Si nos ponemos en los zapatos de Jesús, ¿qué hubiéramos dicho en esa despedida? Es la oportunidad para darles el consejo final, la instrucción más importante, ¡la clave de la vida! Por supuesto que el Maestro no desperdició la oportunidad. Como habituaba Jesús, su enseñanza fue a través de su propio ejemplo.
En aquella época y lugar la gente caminaba en sandalias por caminos polvorientos, y terminaban con los pies muy sucios. Cuando se sentaban a la mesa, que por cierto eran muy bajas, los pies de uno quedaban prácticamente en la cara del otro. La costumbre era que un sirviente lavara los pies a los invitados antes de entrar a la casa. No sé lo que pasó en esta ocasión, pero esta vez el encargado de hacerlo no estaba y parece ser que todos decidieron sentarse con los pies sucios. Me imagino cuando cada discípulo llegó y se encontró con que no estaba la persona encargada de lavar los pies. ¿Qué habrá pensado el primero en llegar? ‘Uy… ¿y ahora qué hago? No está el que lava los pies. ¿Me los lavo yo? ¿Se los lavo a los demás?.’ Quizás haya pensado que esa no era la tarea que le correspondía. ¿Y los que entraron después de él? Aparentemente todos tuvieron el mismo pensamiento porque estaban todos sentados con los pies sucios. ¡Ni siquiera se les ocurrió lavarle los pies al Maestro!

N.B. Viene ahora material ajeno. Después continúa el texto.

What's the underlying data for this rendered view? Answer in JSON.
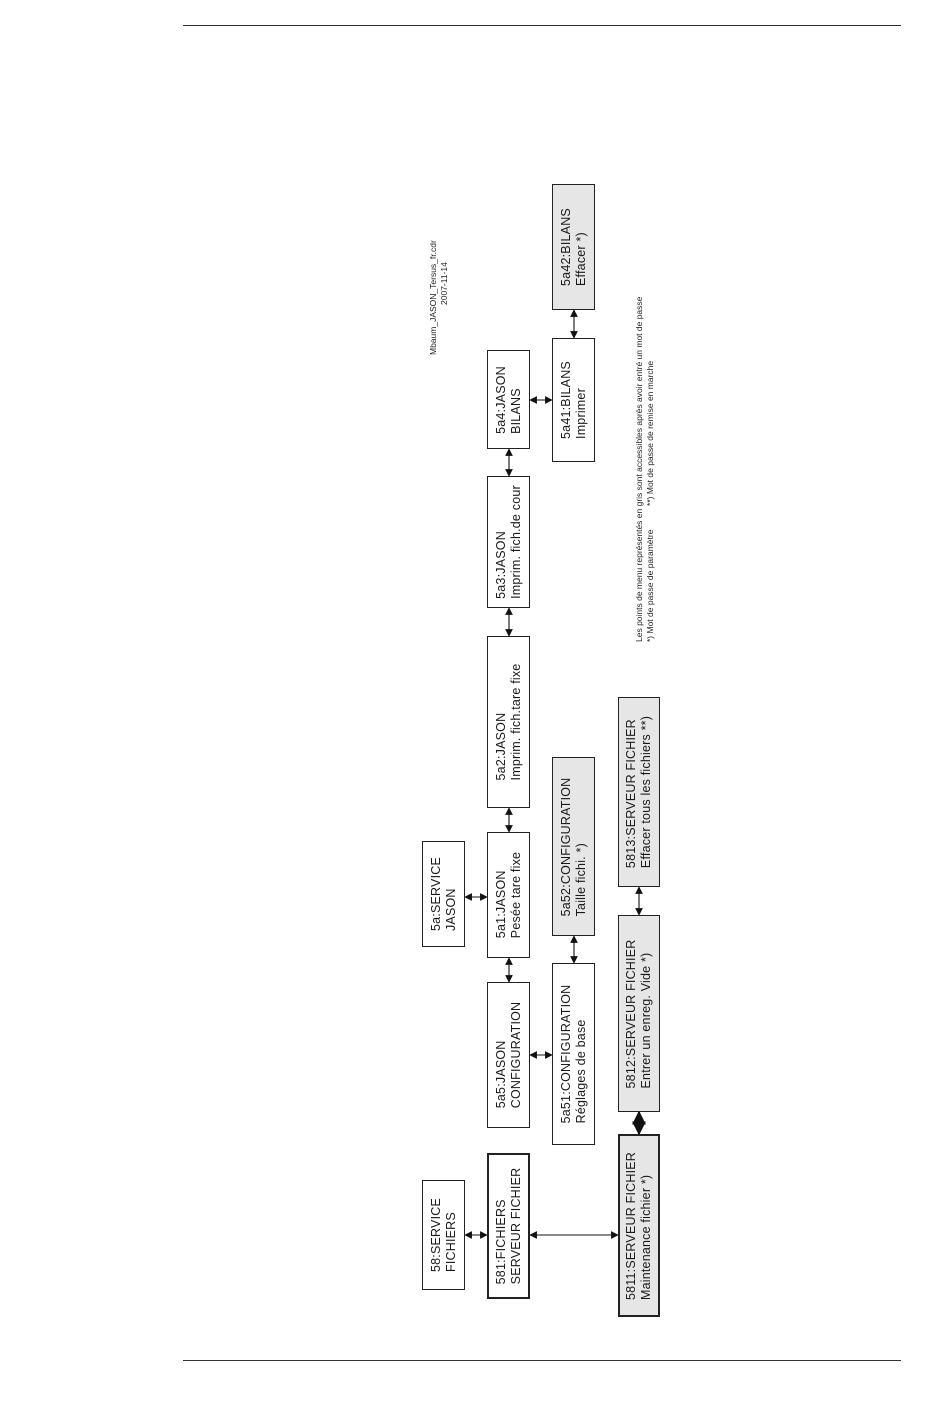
{
  "file_stamp": {
    "file": "Mbaum_JASON_Tersus_fr.cdr",
    "date": "2007-11-14"
  },
  "legend": {
    "line1": "Les points de menu représentés en gris sont accessibles après avoir entré un mot de passe",
    "line2": "*) Mot de passe de paramètre          **) Mot de passe de remise en marche"
  },
  "nodes": {
    "n58": {
      "l1": "58:SERVICE",
      "l2": "FICHIERS"
    },
    "n581": {
      "l1": "581:FICHIERS",
      "l2": "SERVEUR FICHIER"
    },
    "n5811": {
      "l1": "5811:SERVEUR FICHIER",
      "l2": "Maintenance fichier *)"
    },
    "n5812": {
      "l1": "5812:SERVEUR FICHIER",
      "l2": "Entrer un enreg. Vide *)"
    },
    "n5813": {
      "l1": "5813:SERVEUR FICHIER",
      "l2": "Effacer tous les fichiers **)"
    },
    "n5a": {
      "l1": "5a:SERVICE",
      "l2": "JASON"
    },
    "n5a5": {
      "l1": "5a5:JASON",
      "l2": "CONFIGURATION"
    },
    "n5a1": {
      "l1": "5a1:JASON",
      "l2": "Pesée tare fixe"
    },
    "n5a2": {
      "l1": "5a2:JASON",
      "l2": "Imprim. fich.tare fixe"
    },
    "n5a3": {
      "l1": "5a3:JASON",
      "l2": "Imprim. fich.de cour"
    },
    "n5a4": {
      "l1": "5a4:JASON",
      "l2": "BILANS"
    },
    "n5a51": {
      "l1": "5a51:CONFIGURATION",
      "l2": "Réglages de base"
    },
    "n5a52": {
      "l1": "5a52:CONFIGURATION",
      "l2": "Taille fichi. *)"
    },
    "n5a41": {
      "l1": "5a41:BILANS",
      "l2": "Imprimer"
    },
    "n5a42": {
      "l1": "5a42:BILANS",
      "l2": "Effacer *)"
    }
  }
}
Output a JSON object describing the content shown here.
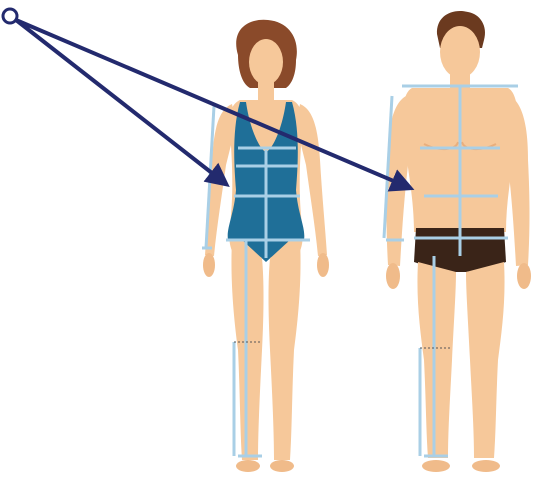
{
  "image": {
    "kind": "illustration",
    "subjects": [
      "woman-figure",
      "man-figure"
    ],
    "palette": {
      "skin": "#f6c89a",
      "skin_shadow": "#e9ae7c",
      "hair_woman": "#8a4a2a",
      "hair_man": "#6b3a1f",
      "swimsuit": "#1f6f98",
      "swimsuit_dark": "#175a7c",
      "briefs": "#3a2418",
      "measure_line": "#a9cfe6",
      "arrow": "#232a6e"
    },
    "annotations": {
      "arrow_count": 2,
      "label_text": ""
    }
  }
}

Entonces Jesús ‘se levantó de la mesa, se quitó el manto y se ató una toalla a la cintura. Luego echó agua en un recipiente y comenzó a lavarles los pies a sus discípulos y a secárselos con la toalla que llevaba en la cintura’ (Juan 13:4-5). Cuando terminó de lavarles los pies les dijo: ‘Les he puesto el ejemplo, para que hagan lo mismo que yo he hecho con ustedes.’ (v. 15).
Era la última noche, el último consejo, la última instrucción. Les estaba dando la clave de todas las cosas. En otras palabras, Jesús les estaba diciendo: ‘Muchachos, lo más importante de todo es tener la actitud de siervo. ¡Tienen que servir a los demás! ¡Aún en las cosas más pequeñas!’ Lavar los pies no era gran cosa, no era una tarea ni que hacía alguien privilegiado ni que tenía algún talento en especial.
Era algo común, cotidiano y que cualquiera podía realizar. Podríamos decir que casi era una tarea insignificante. Tal era así que ninguno de los discípulos se atrevió a hacerlo, a tal punto que se sentaron con los pies sucios.
En nuestro diario vivir nos encontramos con situaciones muy similares. Vemos cosas por hacer y ¿qué hacemos?
Yo me imagino a Jesús entrando a mi casa y encontrándose con los platos sucios. ¿Qué haría? O me lo imagino por la calle ayudando a alguien que se le ha caído la bolsa del supermercado. ¿Son estas tareas insignificantes? A nuestros ojos sí. Jesús no dudó en servir en una tarea que para nosotros (y para los discípulos) era insignificante.
Jesús enseñó acerca del servicio en varias oportunidades, pero aquella noche debía hacerlo nuevamente para que notaran su importancia, dejándonos las palabras, ‘hagan lo mismo que yo he hecho con ustedes’. ¿Te animás?